Supreme Court Stated That Transferring A Case To The CBI Cannot Be Denied Just Because A Chargesheet Has Been Filed






Case title: Ranoo Singh vs State of Uttar Pradesh

A division bench of Justice BR Gavai and Justice Sandeep Mehta of the Supreme Court has recently noted that declining the transfer of an investigation to the Central Bureau of Investigation (CBI) solely because a chargesheet has been filed in the case is not justifiable.

 The bench emphasized that the request for transferring an investigation to an impartial entity should not be dismissed based solely on the existence of a filed chargesheet.

“When serious allegations have been made by the appellant(s), the High Court should at least have assigned reasons in brief as to why the grounds prayed for transfer were not found to be sufficient”.

The court ruling pertained to a case involving Dhananajay Singh, a former Member of Parliament accused of the murder of CBI witness Ajit Singh while in police custody. Ajit Singh was fatally shot in broad daylight in Lucknow. Subsequent investigations revealed the involvement of multiple individuals, including Singh. Authorities had offered a reward of ₹25,000 for information leading to Dhananjay Singh’s arrest.

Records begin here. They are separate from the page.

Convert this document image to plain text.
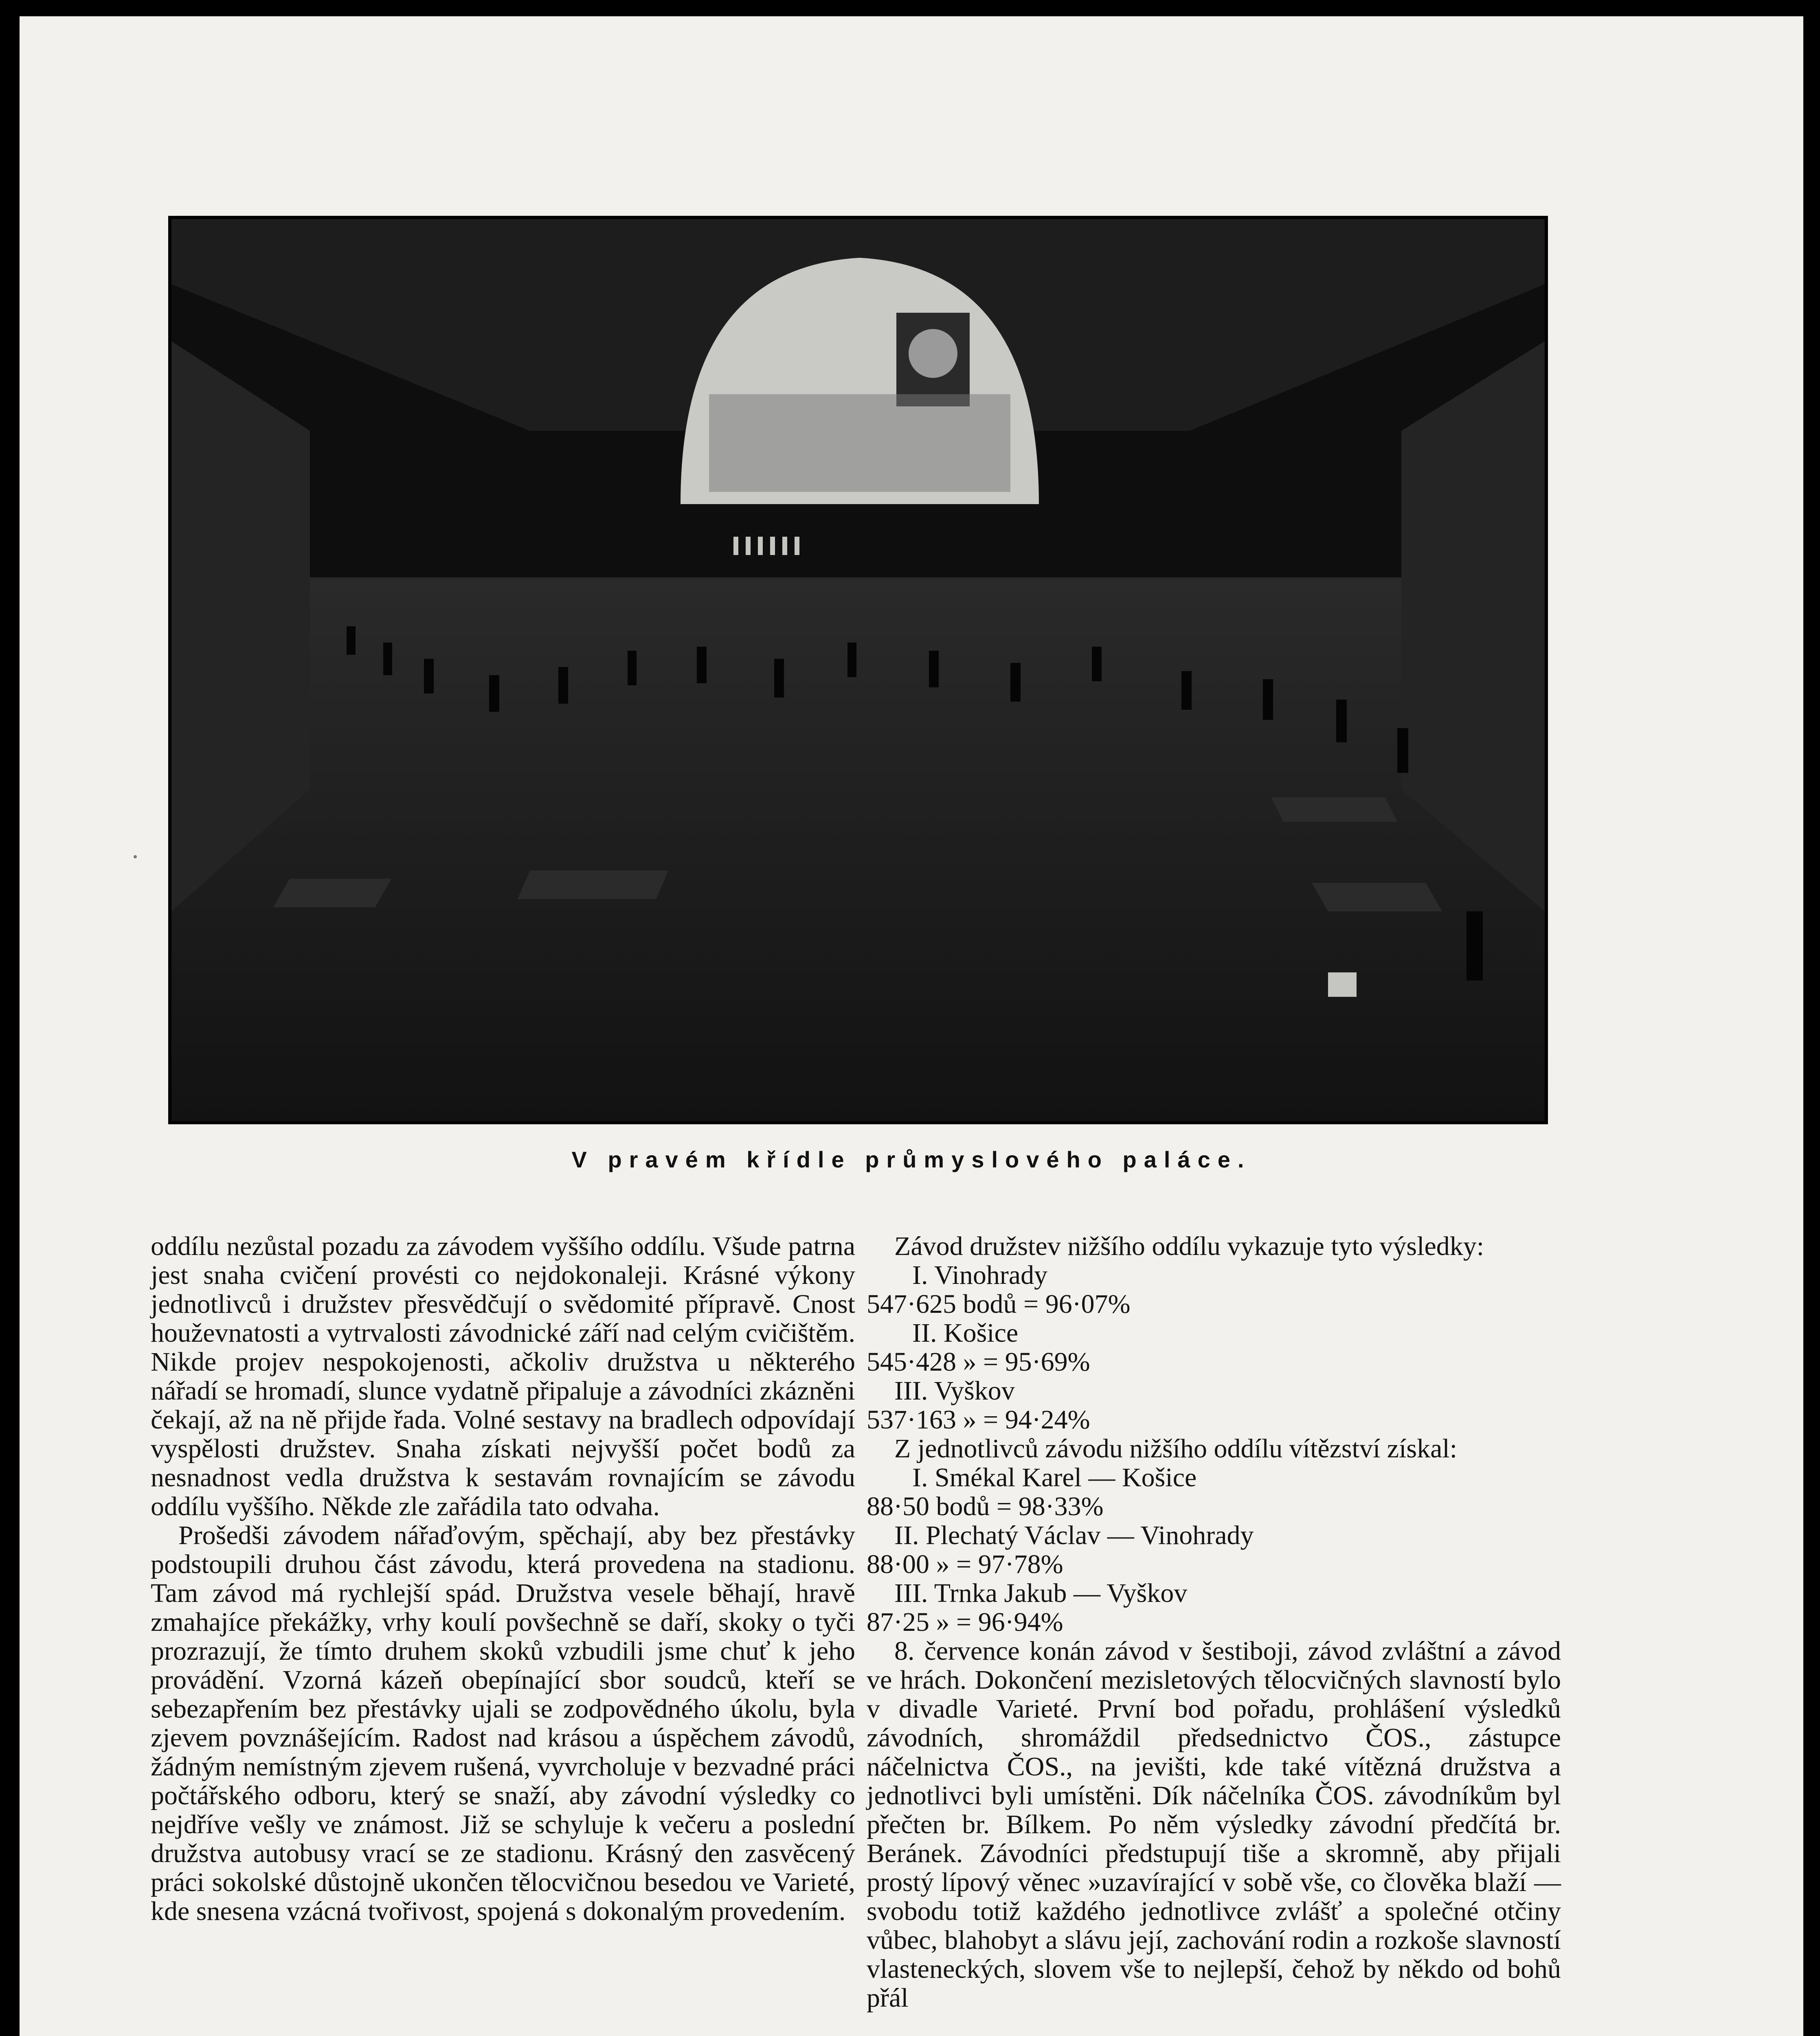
V pravém křídle průmyslového paláce.

oddílu nezůstal pozadu za závodem vyššího oddílu. Všude patrna jest snaha cvičení provésti co nejdokonaleji. Krásné výkony jednotlivců i družstev přesvědčují o svědomité přípravě. Cnost houževnatosti a vytrvalosti závodnické září nad celým cvičištěm. Nikde projev nespokojenosti, ačkoliv družstva u některého nářadí se hromadí, slunce vydatně připaluje a závodníci zkázněni čekají, až na ně přijde řada. Volné sestavy na bradlech odpovídají vyspělosti družstev. Snaha získati nejvyšší počet bodů za nesnadnost vedla družstva k sestavám rovnajícím se závodu oddílu vyššího. Někde zle zařádila tato odvaha.

Prošedši závodem nářaďovým, spěchají, aby bez přestávky podstoupili druhou část závodu, která provedena na stadionu. Tam závod má rychlejší spád. Družstva vesele běhají, hravě zmahajíce překážky, vrhy koulí povšechně se daří, skoky o tyči prozrazují, že tímto druhem skoků vzbudili jsme chuť k jeho provádění. Vzorná kázeň obepínající sbor soudců, kteří se sebezapřením bez přestávky ujali se zodpovědného úkolu, byla zjevem povznášejícím. Radost nad krásou a úspěchem závodů, žádným nemístným zjevem rušená, vyvrcholuje v bezvadné práci počtářského odboru, který se snaží, aby závodní výsledky co nejdříve vešly ve známost. Již se schyluje k večeru a poslední družstva autobusy vrací se ze stadionu. Krásný den zasvěcený práci sokolské důstojně ukončen tělocvičnou besedou ve Varieté, kde snesena vzácná tvořivost, spojená s dokonalým provedením.

Závod družstev nižšího oddílu vykazuje tyto výsledky:

I. Vinohrady
547·625 bodů = 96·07%
II. Košice
545·428 » = 95·69%
III. Vyškov
537·163 » = 94·24%
Z jednotlivců závodu nižšího oddílu vítězství získal:
I. Smékal Karel — Košice
88·50 bodů = 98·33%
II. Plechatý Václav — Vinohrady
88·00 » = 97·78%
III. Trnka Jakub — Vyškov
87·25 » = 96·94%

8. července konán závod v šestiboji, závod zvláštní a závod ve hrách. Dokončení mezisletových tělocvičných slavností bylo v divadle Varieté. První bod pořadu, prohlášení výsledků závodních, shromáždil předsednictvo ČOS., zástupce náčelnictva ČOS., na jevišti, kde také vítězná družstva a jednotlivci byli umístěni. Dík náčelníka ČOS. závodníkům byl přečten br. Bílkem. Po něm výsledky závodní předčítá br. Beránek. Závodníci předstupují tiše a skromně, aby přijali prostý lípový věnec »uzavírající v sobě vše, co člověka blaží — svobodu totiž každého jednotlivce zvlášť a společné otčiny vůbec, blahobyt a slávu její, zachování rodin a rozkoše slavností vlasteneckých, slovem vše to nejlepší, čehož by někdo od bohů přál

Despite being declared a proclaimed absconder, the investigation was reassigned to a Special Task Force  on the verge of the notification for the Uttar Pradesh Assembly Election.

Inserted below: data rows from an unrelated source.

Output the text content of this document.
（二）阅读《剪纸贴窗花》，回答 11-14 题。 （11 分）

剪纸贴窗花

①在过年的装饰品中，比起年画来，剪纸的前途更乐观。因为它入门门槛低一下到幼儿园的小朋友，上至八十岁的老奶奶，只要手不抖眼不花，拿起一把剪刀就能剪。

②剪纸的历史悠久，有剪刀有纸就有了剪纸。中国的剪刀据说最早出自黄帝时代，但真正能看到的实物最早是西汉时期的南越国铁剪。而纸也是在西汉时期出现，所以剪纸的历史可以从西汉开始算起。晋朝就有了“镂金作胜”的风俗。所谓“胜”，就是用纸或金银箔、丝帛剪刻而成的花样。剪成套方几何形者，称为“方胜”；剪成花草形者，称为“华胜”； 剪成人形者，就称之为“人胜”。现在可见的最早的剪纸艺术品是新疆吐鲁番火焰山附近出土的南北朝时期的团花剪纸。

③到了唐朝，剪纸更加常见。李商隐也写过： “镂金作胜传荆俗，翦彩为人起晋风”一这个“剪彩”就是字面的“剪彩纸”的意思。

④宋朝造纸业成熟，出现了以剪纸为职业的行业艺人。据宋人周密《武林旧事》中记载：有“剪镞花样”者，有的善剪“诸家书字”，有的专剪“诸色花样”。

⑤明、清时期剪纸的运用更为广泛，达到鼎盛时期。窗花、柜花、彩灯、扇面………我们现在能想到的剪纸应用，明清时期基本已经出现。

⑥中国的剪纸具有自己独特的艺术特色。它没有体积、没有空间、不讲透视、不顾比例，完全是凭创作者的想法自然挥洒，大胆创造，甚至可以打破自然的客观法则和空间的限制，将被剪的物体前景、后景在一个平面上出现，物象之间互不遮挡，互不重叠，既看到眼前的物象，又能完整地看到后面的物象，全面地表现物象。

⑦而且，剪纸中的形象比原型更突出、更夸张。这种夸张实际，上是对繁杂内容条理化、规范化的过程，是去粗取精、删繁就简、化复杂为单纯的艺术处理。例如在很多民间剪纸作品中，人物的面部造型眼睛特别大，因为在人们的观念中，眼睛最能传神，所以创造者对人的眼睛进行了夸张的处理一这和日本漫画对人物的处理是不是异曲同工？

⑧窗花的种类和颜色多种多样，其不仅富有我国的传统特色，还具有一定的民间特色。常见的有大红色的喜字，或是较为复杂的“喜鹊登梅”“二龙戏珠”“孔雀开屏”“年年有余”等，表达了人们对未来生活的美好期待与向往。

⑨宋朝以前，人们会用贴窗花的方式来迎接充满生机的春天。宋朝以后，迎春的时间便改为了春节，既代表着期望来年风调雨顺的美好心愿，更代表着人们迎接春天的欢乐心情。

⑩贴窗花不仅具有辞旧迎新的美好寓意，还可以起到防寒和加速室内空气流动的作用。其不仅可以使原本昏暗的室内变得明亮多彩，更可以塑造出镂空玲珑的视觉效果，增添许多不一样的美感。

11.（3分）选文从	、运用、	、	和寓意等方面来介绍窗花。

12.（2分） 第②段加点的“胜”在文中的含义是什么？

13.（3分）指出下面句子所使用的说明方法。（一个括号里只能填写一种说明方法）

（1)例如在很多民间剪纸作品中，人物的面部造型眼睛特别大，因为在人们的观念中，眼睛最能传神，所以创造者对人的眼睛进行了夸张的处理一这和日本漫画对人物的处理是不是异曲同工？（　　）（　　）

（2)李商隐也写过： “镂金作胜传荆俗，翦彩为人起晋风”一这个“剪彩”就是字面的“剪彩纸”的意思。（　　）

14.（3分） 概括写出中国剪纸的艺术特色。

The appellant, Ajit Singh’s spouse, contended that the STF failed to conduct a thorough investigation of Dhananajay Singh and only charged him with minor offenses carrying a maximum penalty of 3 years.

Consequently, she petitioned the Allahabad High Court to transfer the inquiry to the CBI. The High Court dismissed the appeal, citing the already filed chargesheet as a basis for denying the transfer of the investigation to another agency.

Dissatisfied with this decision, the appellant escalated the matter to the Supreme Court.

The apex court criticized the High Court for not providing concise reasoning for refusing the plea to transfer the investigation to the CBI.

In light of this omission, the Supreme Court overturned the High Court’s ruling and remanded the case back to the High Court for a fresh review.

While allowing the appeal, the bench said “We request the High Court to decide the petitions as expeditiously as possible and in any case within a period of six months from today. We clarify that we have not considered the merits of the matters and the impugned judgments and orders have been quashed and set aside only on the aforesaid grounds”.